In coaching, we talk about the forehand throwing action, because the correct hitting action is just like an overhead throw. Practising throwing can help you learn overhead technique.
A good throw starts by drawing your arm back and turning sideways. This posture should be familiar, because it’s your overhead preparation. From here, you throw upwards and forwards.
An effective throw makes use of the whole body, not just the arm. The hips turn, then the shoulders, and then you have the last part of the arm movement. It all happens very quickly, but there is a sequence of movements that will always happen in the same order.
In fact, it starts even earlier, from the ground. This is where force is first generated: up from your feet, pushing against the ground.
Many people throw using just the arm. In this case, most of the power is coming from the elbow and wrist; the rest of the body is hardly used.
When I see someone throw like this, I know their overheads will be bad. There is a strong connection between how well someone can throw, and how well they can hit an overhead.
Length of the racket path
With a good throwing action, the racket head travels a surprisingly long distance. This lets it build up speed.

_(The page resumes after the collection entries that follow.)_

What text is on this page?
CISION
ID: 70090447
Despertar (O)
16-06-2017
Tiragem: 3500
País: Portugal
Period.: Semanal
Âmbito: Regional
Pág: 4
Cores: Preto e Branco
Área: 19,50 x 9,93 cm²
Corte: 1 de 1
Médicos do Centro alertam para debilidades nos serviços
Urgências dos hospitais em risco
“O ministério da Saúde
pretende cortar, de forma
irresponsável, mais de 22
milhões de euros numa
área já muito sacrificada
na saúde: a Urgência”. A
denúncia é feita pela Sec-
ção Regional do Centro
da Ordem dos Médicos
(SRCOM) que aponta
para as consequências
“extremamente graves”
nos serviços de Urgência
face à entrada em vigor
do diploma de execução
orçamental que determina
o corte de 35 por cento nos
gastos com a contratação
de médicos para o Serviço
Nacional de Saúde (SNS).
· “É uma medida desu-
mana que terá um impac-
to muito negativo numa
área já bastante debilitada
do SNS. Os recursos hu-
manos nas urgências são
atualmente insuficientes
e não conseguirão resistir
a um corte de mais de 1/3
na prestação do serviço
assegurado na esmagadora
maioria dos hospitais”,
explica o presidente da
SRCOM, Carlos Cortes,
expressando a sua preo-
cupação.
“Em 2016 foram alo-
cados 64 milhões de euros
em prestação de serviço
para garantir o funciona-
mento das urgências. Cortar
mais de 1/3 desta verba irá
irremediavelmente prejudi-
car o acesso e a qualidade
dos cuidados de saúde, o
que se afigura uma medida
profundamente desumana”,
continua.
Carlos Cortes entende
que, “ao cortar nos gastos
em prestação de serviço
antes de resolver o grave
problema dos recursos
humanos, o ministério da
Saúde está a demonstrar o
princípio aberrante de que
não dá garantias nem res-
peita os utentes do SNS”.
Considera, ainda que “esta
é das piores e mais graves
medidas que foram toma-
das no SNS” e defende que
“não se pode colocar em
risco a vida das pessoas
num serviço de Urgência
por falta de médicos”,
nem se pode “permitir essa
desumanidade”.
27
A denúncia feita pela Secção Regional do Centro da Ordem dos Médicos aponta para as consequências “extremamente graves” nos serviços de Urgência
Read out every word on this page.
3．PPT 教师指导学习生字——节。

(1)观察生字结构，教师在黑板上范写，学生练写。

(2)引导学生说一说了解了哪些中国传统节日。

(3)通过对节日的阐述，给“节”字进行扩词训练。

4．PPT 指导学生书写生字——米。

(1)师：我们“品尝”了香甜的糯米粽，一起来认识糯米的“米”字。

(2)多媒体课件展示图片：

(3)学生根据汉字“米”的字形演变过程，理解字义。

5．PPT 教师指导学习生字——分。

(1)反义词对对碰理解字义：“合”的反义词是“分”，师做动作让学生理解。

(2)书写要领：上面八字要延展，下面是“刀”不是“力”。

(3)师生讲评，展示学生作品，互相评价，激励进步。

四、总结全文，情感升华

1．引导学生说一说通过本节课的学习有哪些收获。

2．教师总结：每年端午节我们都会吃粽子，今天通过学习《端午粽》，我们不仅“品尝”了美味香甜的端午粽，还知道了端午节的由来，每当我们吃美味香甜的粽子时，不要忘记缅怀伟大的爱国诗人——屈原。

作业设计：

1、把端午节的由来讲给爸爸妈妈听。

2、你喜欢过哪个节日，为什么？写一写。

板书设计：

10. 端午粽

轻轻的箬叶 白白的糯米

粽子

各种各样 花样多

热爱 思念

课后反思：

With a bad throwing action, the racket head travels a shorter distance. That means it doesn’t have time or
room to accelerate and build up speed.
It’s often worth spending some time practising your throw, especially for beginners. Try doing a little throwing practice, and then hit some clears. It should feel like you are throwing the racket at the shuttle.
Throwing shuttles is okay, but not ideal. They are too light, and you can strain your arm with lots of repetitions. I recommend something a bit heavier; I find a small soft toy works perfectly!